J’ai beaucoup apprécié l’adhérence des Pirelli Dragon Evo Corsa, qui ont maintenu la stabilité de la MV malgré les trois sortes d’asphalte différents que nous avons rencontrées sur le parcours. La SPR devait faire un petit effort pour bien entrer dans les séries de virages très fermés et étroits, qui m’ont obligé à utiliser l’embrayage et à ouvrir la trajectoire pour occuper toute la voie. Le reste du temps, la MV s’est montrée extrêmement maniable et précise, elle change de direction avec la facilité qu’on attend d’une moto plutôt légère (son poids est de 188 kg à vide). La stabilité de la SPR à grande vitesse a été impeccable, peut être grâce à l’amortisseur de direction transversal Öhlins. Les étriers Nissin à six pistons ont apporté à la moto une grande capacité de freinage très contrôlable.

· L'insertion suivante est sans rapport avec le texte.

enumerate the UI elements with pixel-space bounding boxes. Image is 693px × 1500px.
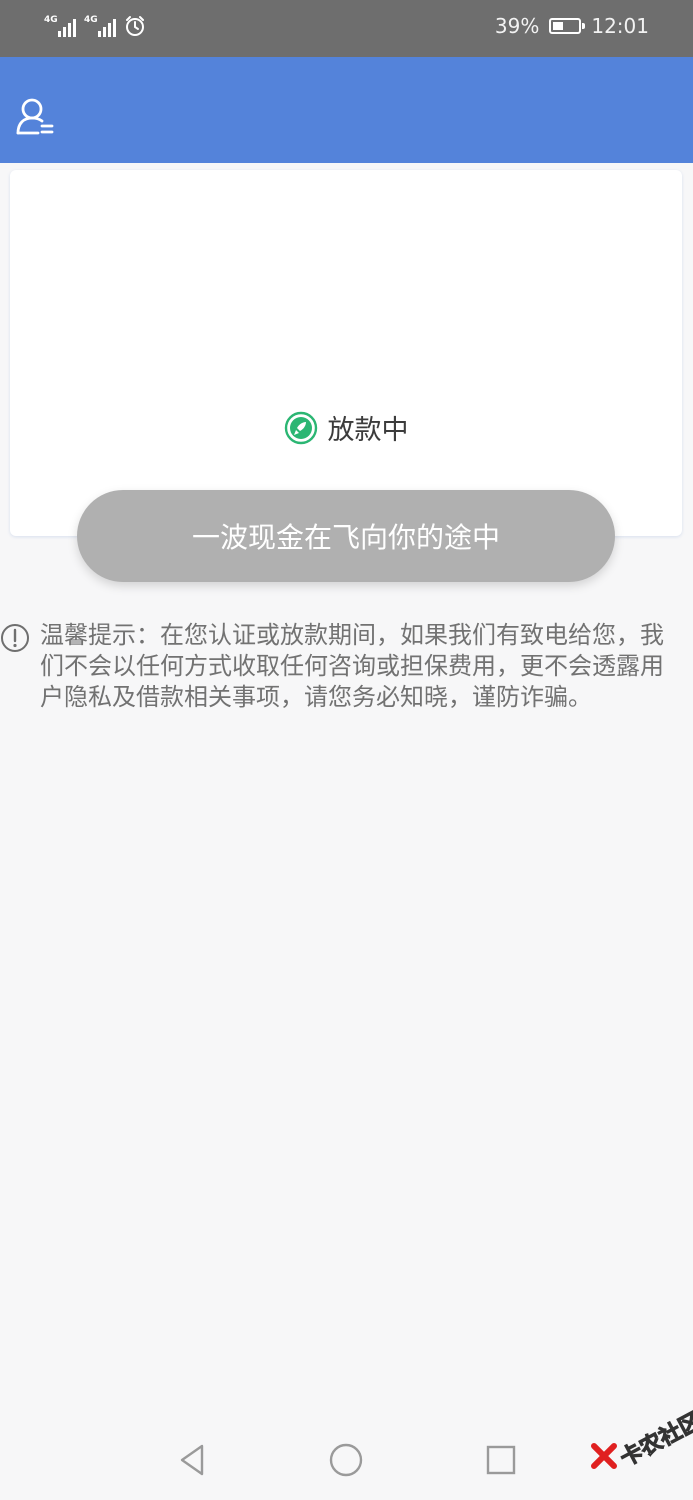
watermark-text: 卡农社区 [616, 1408, 693, 1472]
network-type-label: 4G [84, 15, 98, 25]
notice-text: 温馨提示：在您认证或放款期间，如果我们有致电给您，我们不会以任何方式收取任何咨询… [40, 621, 664, 711]
app-header [0, 57, 693, 163]
back-button[interactable] [172, 1440, 212, 1480]
recents-button[interactable] [481, 1440, 521, 1480]
user-profile-icon [16, 98, 54, 135]
rocket-icon [284, 411, 317, 444]
clock: 12:01 [591, 14, 649, 38]
battery-percent: 39% [494, 14, 540, 38]
status-bar: 4G 4G 39% 12:01 [0, 0, 693, 57]
status-bar-right: 39% 12:01 [495, 14, 649, 38]
cash-on-the-way-button[interactable]: 一波现金在飞向你的途中 [77, 490, 615, 582]
status-bar-left: 4G 4G [44, 15, 146, 37]
back-triangle-icon [180, 1444, 204, 1476]
loan-status-row: 放款中 [10, 408, 682, 447]
signal-strength-icon: 4G [84, 15, 116, 37]
network-type-label: 4G [44, 15, 58, 25]
profile-button[interactable] [14, 97, 58, 137]
home-circle-icon [329, 1443, 363, 1477]
battery-icon [549, 18, 586, 34]
loan-status-text: 放款中 [327, 415, 409, 446]
watermark: 卡农社区 [590, 1408, 693, 1474]
home-button[interactable] [326, 1440, 366, 1480]
exclamation-circle-icon [1, 624, 29, 652]
loan-status-card: 放款中 [10, 170, 682, 536]
recents-square-icon [486, 1445, 516, 1475]
signal-strength-icon: 4G [44, 15, 76, 37]
alarm-clock-icon [126, 16, 144, 36]
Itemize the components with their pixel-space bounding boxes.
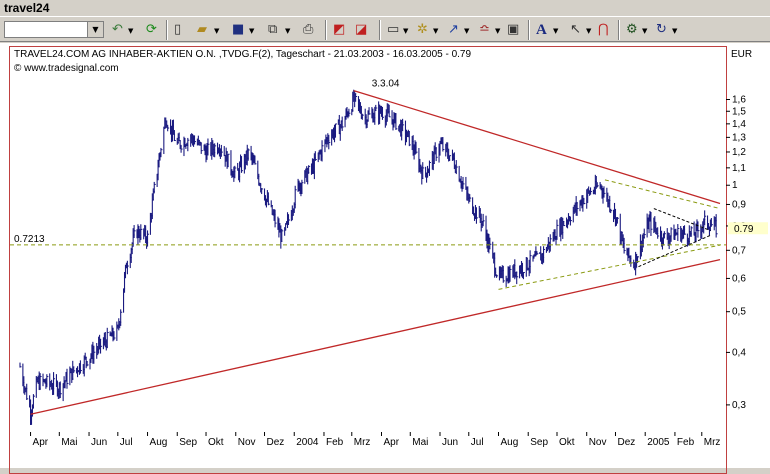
chevron-down-icon[interactable]: ▼ [553,21,558,39]
x-tick-label: Aug [500,437,518,448]
magnet-icon[interactable]: ⋂ [598,21,609,39]
x-tick-label: Nov [589,437,607,448]
y-tick-label: 1,5 [732,106,746,117]
print-icon[interactable]: ⎙ [303,21,313,39]
x-tick-label: Apr [384,437,400,448]
x-tick-label: Apr [33,437,49,448]
hline-label: 0.7213 [14,234,45,245]
settings-icon[interactable]: ⚙ [626,21,638,39]
x-tick-label: Okt [208,437,224,448]
chevron-down-icon[interactable]: ▼ [464,21,469,39]
y-tick-label: 1 [732,180,738,191]
chevron-down-icon[interactable]: ▼ [214,21,219,39]
new-icon[interactable]: ▯ [174,21,181,39]
x-tick-label: Jul [120,437,133,448]
chart-area[interactable]: TRAVEL24.COM AG INHABER-AKTIEN O.N. ,TVD… [0,43,770,474]
x-tick-label: Dez [617,437,635,448]
toolbar-separator [379,20,381,40]
chevron-down-icon[interactable]: ▼ [642,21,647,39]
last-price-label: 0.79 [734,224,754,235]
x-tick-label: Sep [530,437,548,448]
price-chart[interactable]: 1,61,51,41,31,21,110,90,80,70,60,50,40,3… [0,43,770,468]
y-tick-label: 1,4 [732,119,746,130]
x-tick-label: Feb [677,437,695,448]
chevron-down-icon[interactable]: ▼ [672,21,677,39]
trend-line-resistance [353,89,721,205]
y-tick-label: 0,4 [732,347,746,358]
chevron-down-icon[interactable]: ▼ [433,21,438,39]
x-tick-label: Mrz [704,437,721,448]
x-tick-label: Mai [61,437,77,448]
x-tick-label: 2004 [296,437,319,448]
x-tick-label: Sep [179,437,197,448]
text-icon[interactable]: A [536,21,547,39]
refresh-icon[interactable]: ⟳ [146,21,157,39]
toolbar: ▼ ↶ ▼ ⟳ ▯ ▰ ▼ ■ ▼ ⧉ ▼ ⎙ ◩ ◪ ▭ ▼ ✲ ▼ ↗ ▼ … [0,16,770,42]
copy-icon[interactable]: ⧉ [268,21,277,39]
toolbar-separator [325,20,327,40]
toolbar-separator [528,20,530,40]
save-icon[interactable]: ■ [232,21,244,39]
y-tick-label: 0,3 [732,400,746,411]
x-tick-label: Nov [238,437,256,448]
scale-icon[interactable]: ≏ [479,21,490,39]
chart-compare-icon[interactable]: ◪ [355,21,367,39]
y-tick-label: 1,1 [732,163,746,174]
undo-icon[interactable]: ↶ [112,21,123,39]
x-tick-label: Jun [91,437,107,448]
chevron-down-icon[interactable]: ▼ [249,21,254,39]
drawing-icon[interactable]: ↗ [448,21,459,39]
window-title: travel24 [4,1,50,15]
chart-icon[interactable]: ◩ [333,21,345,39]
cursor-icon[interactable]: ↖ [570,21,581,39]
y-tick-label: 1,6 [732,94,746,105]
x-tick-label: Mai [412,437,428,448]
wedge-resistance-line [653,208,711,232]
chevron-down-icon[interactable]: ▼ [403,21,408,39]
trend-line-support [30,259,721,415]
x-tick-label: Dez [267,437,285,448]
y-tick-label: 1,3 [732,132,746,143]
x-tick-label: Mrz [354,437,371,448]
chevron-down-icon[interactable]: ▼ [586,21,591,39]
y-tick-label: 0,6 [732,273,746,284]
x-tick-label: Jun [442,437,458,448]
peak-annotation: 3.3.04 [372,79,400,90]
reload-icon[interactable]: ↻ [656,21,667,39]
x-tick-label: Feb [326,437,344,448]
toolbar-separator [166,20,168,40]
layout-icon[interactable]: ▭ [387,21,399,39]
indicator-icon[interactable]: ✲ [417,21,428,39]
x-tick-label: Okt [559,437,575,448]
chevron-down-icon[interactable]: ▼ [285,21,290,39]
wedge-support-line [638,234,711,268]
y-tick-label: 0,7 [732,245,746,256]
x-tick-label: Jul [471,437,484,448]
y-tick-label: 0,5 [732,307,746,318]
chevron-down-icon[interactable]: ▼ [128,21,133,39]
properties-icon[interactable]: ▣ [507,21,519,39]
y-tick-label: 0,9 [732,199,746,210]
y-tick-label: 1,2 [732,147,746,158]
x-tick-label: Aug [150,437,168,448]
chevron-down-icon[interactable]: ▼ [87,22,103,37]
open-icon[interactable]: ▰ [197,21,207,39]
toolbar-separator [618,20,620,40]
chevron-down-icon[interactable]: ▼ [495,21,500,39]
x-tick-label: 2005 [647,437,670,448]
symbol-combo[interactable]: ▼ [4,21,104,38]
inner-resistance-line [604,179,721,210]
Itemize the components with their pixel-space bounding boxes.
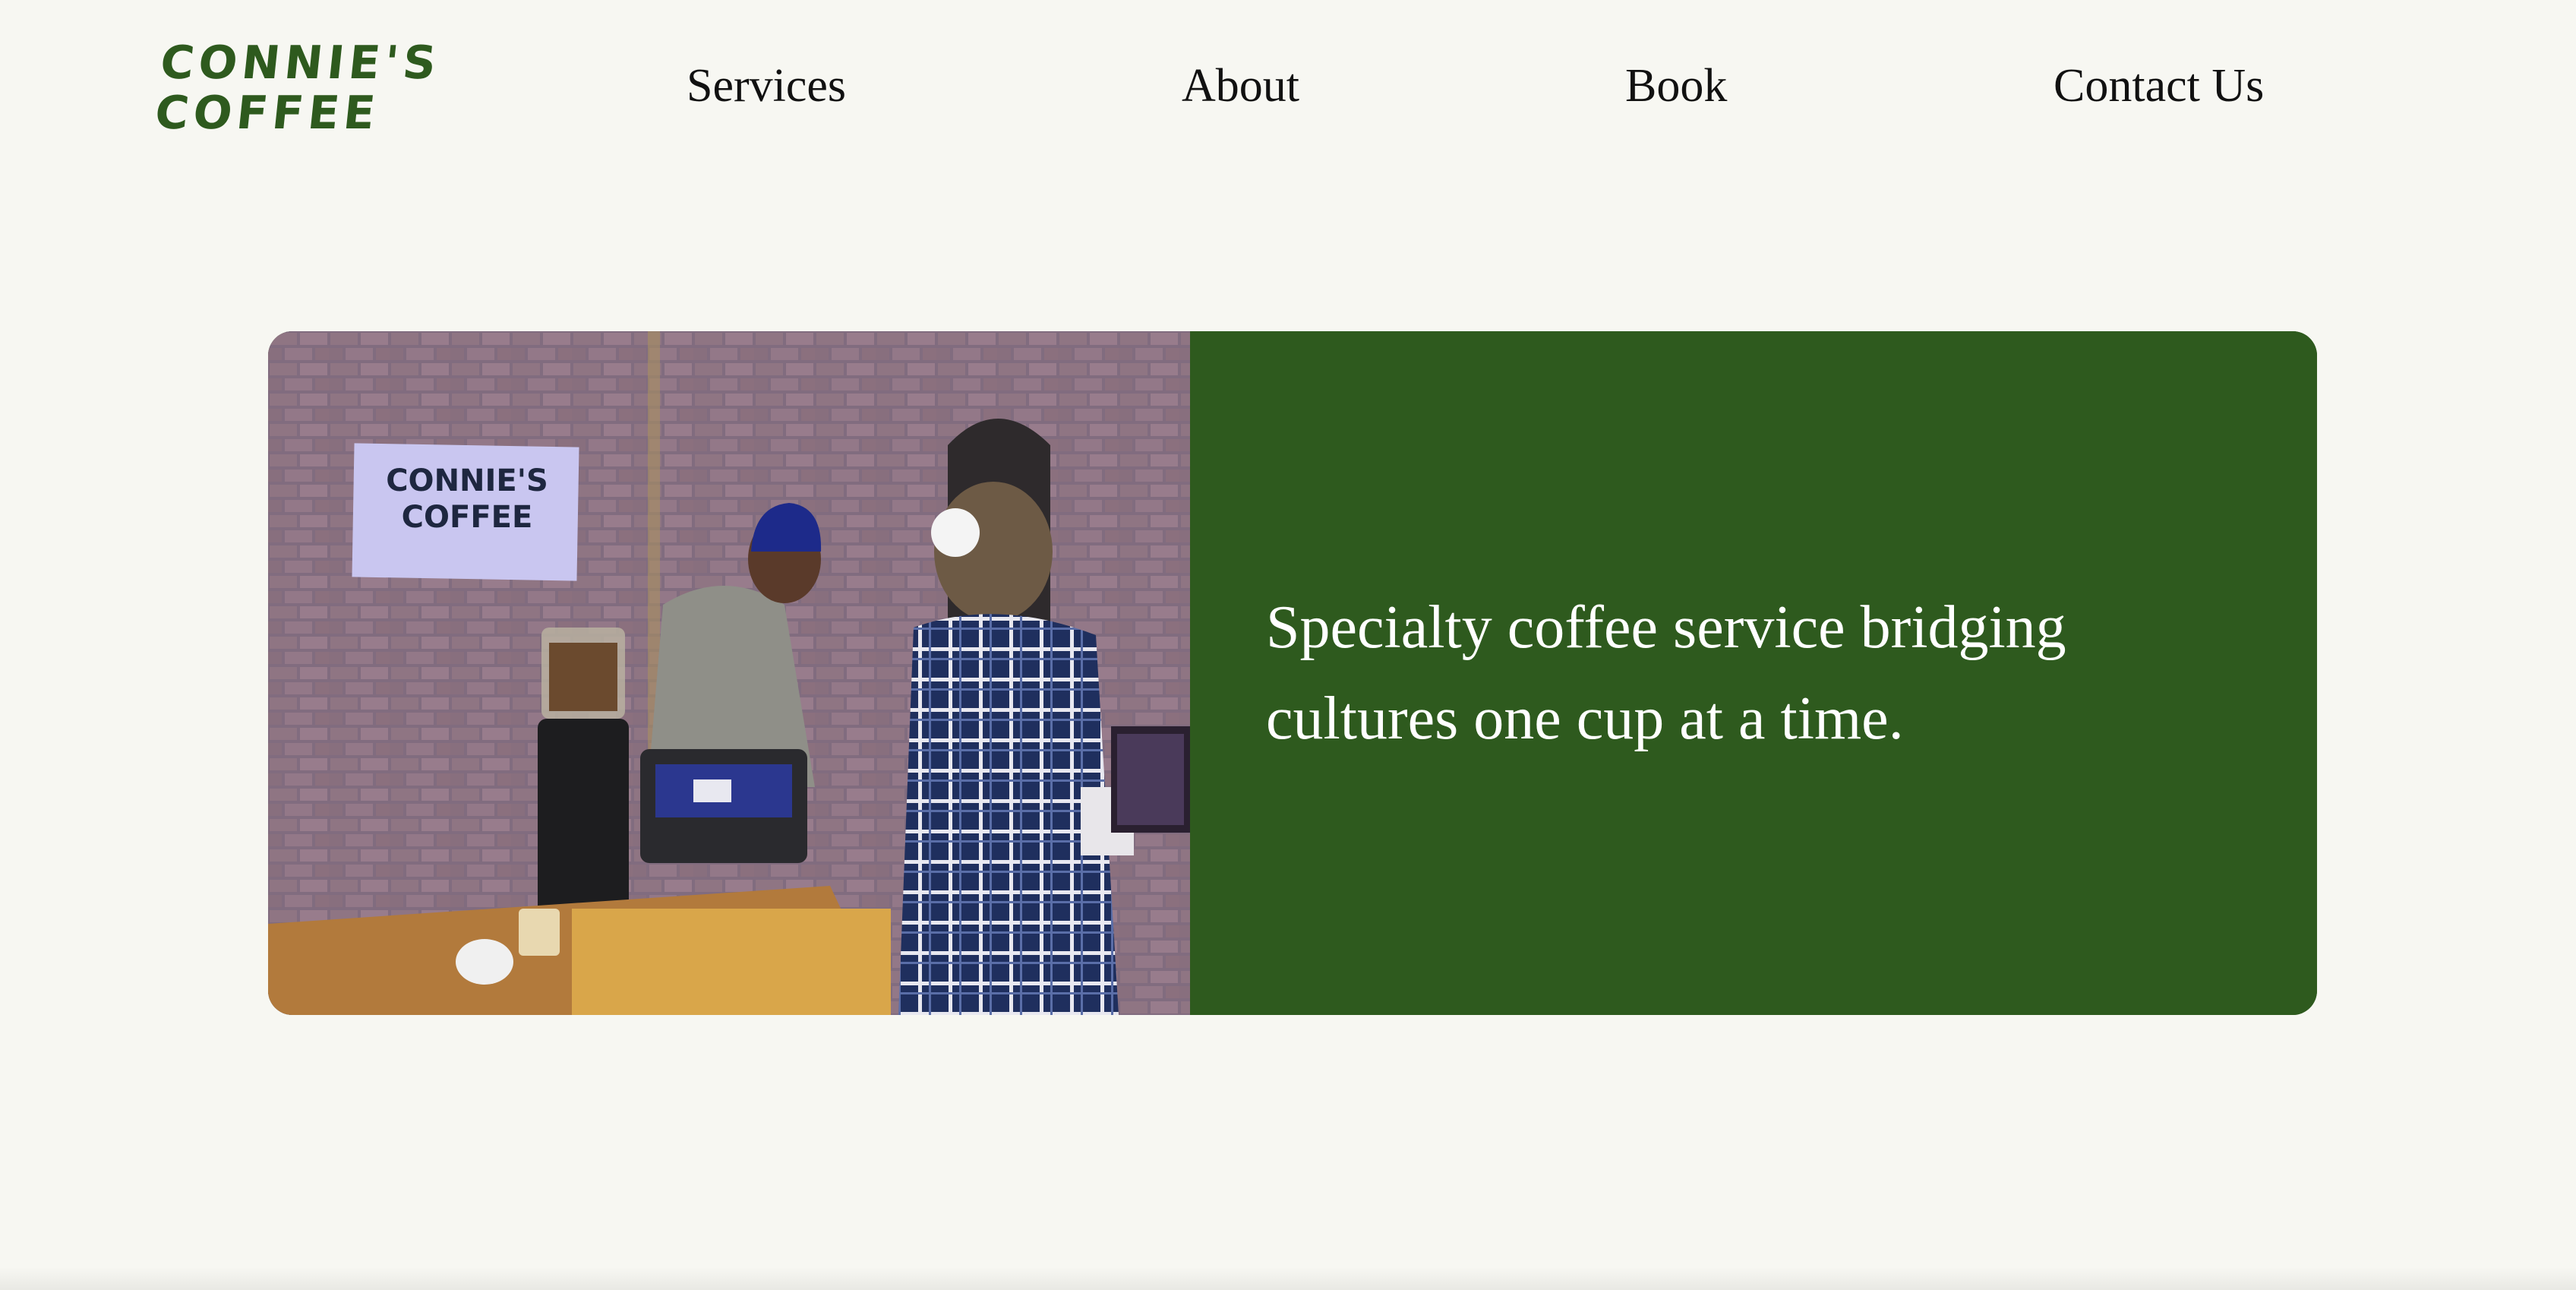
hero-card: CONNIE'S COFFEE Specialty coffee service…	[268, 331, 2317, 1015]
brand-logo[interactable]: CONNIE'S COFFEE	[152, 36, 444, 140]
coffee-grinder	[538, 628, 629, 916]
logo-line-1: CONNIE'S	[157, 36, 444, 90]
page: CONNIE'S COFFEE Services About Book Cont…	[0, 0, 2576, 1290]
nav-link-services[interactable]: Services	[687, 59, 846, 113]
hero-tagline: Specialty coffee service bridging cultur…	[1266, 594, 2066, 752]
coffee-stand-photo: CONNIE'S COFFEE	[268, 331, 1190, 1015]
bottom-shadow	[0, 1267, 2576, 1290]
espresso-machine	[640, 749, 807, 863]
banner-text-1: CONNIE'S	[386, 463, 548, 498]
logo-line-2: COFFEE	[152, 87, 383, 140]
nav-link-book[interactable]: Book	[1625, 59, 1727, 113]
nav-link-contact[interactable]: Contact Us	[2054, 59, 2264, 113]
hero-photo: CONNIE'S COFFEE	[268, 331, 1190, 1015]
banner: CONNIE'S COFFEE	[352, 443, 579, 581]
hero-text-panel: Specialty coffee service bridging cultur…	[1190, 331, 2317, 1015]
nav-link-about[interactable]: About	[1182, 59, 1299, 113]
banner-text-2: COFFEE	[402, 500, 533, 535]
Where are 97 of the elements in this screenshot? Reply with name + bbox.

MV a expliqué que la SPR a été conçue pour des conducteurs sur circuit.

Sa puissance, l’ajustement des rapports de sa boite de changement et la suspension de grande qualité sont remarquables lorsque l’on met en marche le chronomètre du tableau de bord (un autre ajout). Tous ces éléments contribuent à augmenter le prix de la moto d’environ 20% par rapport à la F4 standard. Mais, comme me l’a démontrée ma journée dans les collines et les vallées suisses, la plus puissante des MV de production est aussi une surprenante moto urbaine : distinguée, stable et vraiment rapide.